The administration will focus on deporting 425,000 migrants with criminal records, and then on migrants who have been ordered home by judges, and migrants who have overstayed their visas, she said. “Beyond that, we will continue conversations” about future priorities, she said.
The Senators were very friendly to Noem, although they largely avoided the most contentious issues, such as the investor-driven outsourcing of white-collar jobs enabled by the H-1B visa program.
Noem fended off a plea from Sen. Elissa Slotkin (D-MI) for more foreign workers, such as H-1B white-collar workers.
Slotkin asked: “I believe you can’t fully control the border unless you give [foreign] people that we need, for our companies, for our economy, a legal, vetted way to come here. So do you believe in legal, vetted immigration and that we need more of it in the United States?”
Noem responded
I do believe we need to follow our legal immigration laws and that it needs to be vetted. We need more resources. I believe in some of the elements of this …[Immigration] has always been a part of our history, and will be a part of our future. We just need to make sure that we’re adhering to our nation’s laws.
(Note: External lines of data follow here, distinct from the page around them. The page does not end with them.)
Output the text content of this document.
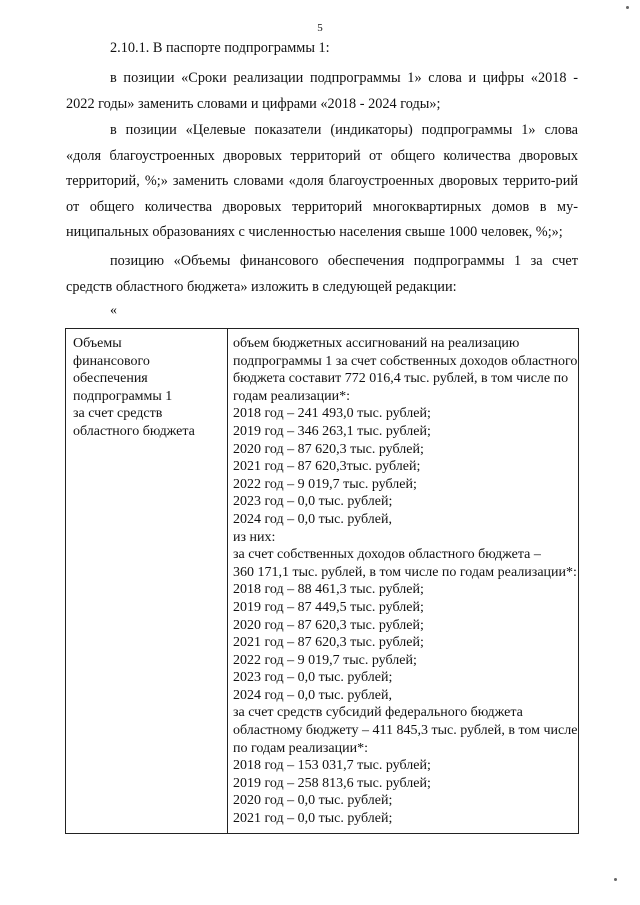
5

2.10.1. В паспорте подпрограммы 1:

в позиции «Сроки реализации подпрограммы 1» слова и цифры «2018 - 2022 годы» заменить словами и цифрами «2018 - 2024 годы»;

в позиции «Целевые показатели (индикаторы) подпрограммы 1» слова «доля благоустроенных дворовых территорий от общего количества дворовых территорий, %;» заменить словами «доля благоустроенных дворовых террито-рий от общего количества дворовых территорий многоквартирных домов в му-ниципальных образованиях с численностью населения свыше 1000 человек, %;»;

позицию «Объемы финансового обеспечения подпрограммы 1 за счет средств областного бюджета» изложить в следующей редакции:

«
Объемы
финансового
обеспечения
подпрограммы 1
за счет средств
областного бюджета
объем бюджетных ассигнований на реализацию
подпрограммы 1 за счет собственных доходов областного
бюджета составит 772 016,4 тыс. рублей, в том числе по
годам реализации*:
2018 год – 241 493,0 тыс. рублей;
2019 год – 346 263,1 тыс. рублей;
2020 год – 87 620,3 тыс. рублей;
2021 год – 87 620,3тыс. рублей;
2022 год – 9 019,7 тыс. рублей;
2023 год – 0,0 тыс. рублей;
2024 год – 0,0 тыс. рублей,
из них:
за счет собственных доходов областного бюджета –
360 171,1 тыс. рублей, в том числе по годам реализации*:
2018 год – 88 461,3 тыс. рублей;
2019 год – 87 449,5 тыс. рублей;
2020 год – 87 620,3 тыс. рублей;
2021 год – 87 620,3 тыс. рублей;
2022 год – 9 019,7 тыс. рублей;
2023 год – 0,0 тыс. рублей;
2024 год – 0,0 тыс. рублей,
за счет средств субсидий федерального бюджета
областному бюджету – 411 845,3 тыс. рублей, в том числе
по годам реализации*:
2018 год – 153 031,7 тыс. рублей;
2019 год – 258 813,6 тыс. рублей;
2020 год – 0,0 тыс. рублей;
2021 год – 0,0 тыс. рублей;
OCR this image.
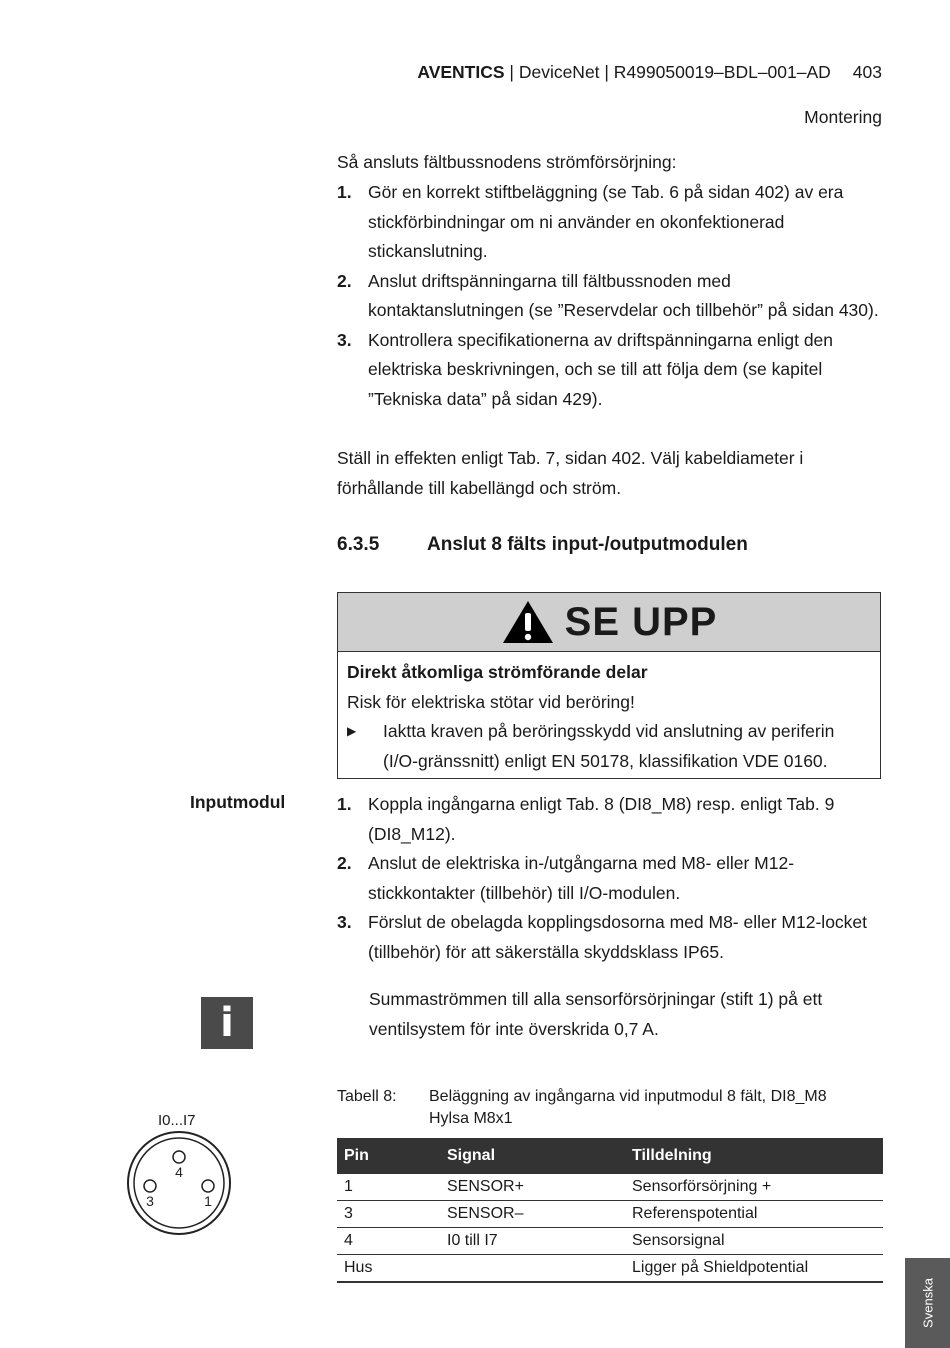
AVENTICS | DeviceNet | R499050019–BDL–001–AD 403
Montering
Så ansluts fältbussnodens strömförsörjning:
1. Gör en korrekt stiftbeläggning (se Tab. 6 på sidan 402) av era stickförbindningar om ni använder en okonfektionerad stickanslutning.
2. Anslut driftspänningarna till fältbussnoden med kontaktanslutningen (se ”Reservdelar och tillbehör” på sidan 430).
3. Kontrollera specifikationerna av driftspänningarna enligt den elektriska beskrivningen, och se till att följa dem (se kapitel ”Tekniska data” på sidan 429).
Ställ in effekten enligt Tab. 7, sidan 402. Välj kabeldiameter i förhållande till kabellängd och ström.
6.3.5	Anslut 8 fälts input-/outputmodulen
SE UPP
Direkt åtkomliga strömförande delar
Risk för elektriska stötar vid beröring!
▶ Iaktta kraven på beröringsskydd vid anslutning av periferin (I/O-gränssnitt) enligt EN 50178, klassifikation VDE 0160.
Inputmodul	1. Koppla ingångarna enligt Tab. 8 (DI8_M8) resp. enligt Tab. 9 (DI8_M12).
2. Anslut de elektriska in-/utgångarna med M8- eller M12-stickkontakter (tillbehör) till I/O-modulen.
3. Förslut de obelagda kopplingsdosorna med M8- eller M12-locket (tillbehör) för att säkerställa skyddsklass IP65.
i
Summaströmmen till alla sensorförsörjningar (stift 1) på ett ventilsystem för inte överskrida 0,7 A.
Tabell 8: Beläggning av ingångarna vid inputmodul 8 fält, DI8_M8
Hylsa M8x1
Pin	Signal	Tilldelning
1	SENSOR+	Sensorförsörjning +
3	SENSOR–	Referenspotential
4	I0 till I7	Sensorsignal
Hus		Ligger på Shieldpotential
I0...I7
4
3	1
Svenska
Blumenthal urged Noem to support more H-1B migration into the white-collar careers needed by his constituents and their growing children:
What this nation needs is comprehensive immigration reform [amnesty]. We know about the need for more H-1B visas and other kinds of extensions of the visa program that enable the United States to have more [white-collar] workers that are desperately needed in certain areas of our country …We know it is posible because we did it in 2013.
Noem did not reject Blumenthal’s radical demands but ignored his statement.
The subject of legal migration and visa workers was almost completely ignored by the Senators, largely because it would reveal the growing gap between wage-cutting employers and worried American families.
A rush of recent polls show that Americans expect Trump to establish a pro-American immigration policy, and show that pluralities of Republicans want less legal migration and less white-collar H-1B migration. For example, a January 8 poll by YouGov showed that 27 percent of Americans want the H-1B program to be reduced or eliminated, while only 17 percent want it increased. Among Republicans, 40 percent want to cut or eliminate the program, while only 12 percent want it to be expanded.
However, investors will keep outsourcing white-collar jobs to people from India, China, Costa Rica, and many other countries — until they are blocked by a politically influential and powerful movement of white-collar Americans.
So far, Trump has not shown he wants to block the white-collar outsourcing. Instead, he is zig-zagging between his investors allies, and the voters he needs in 2026.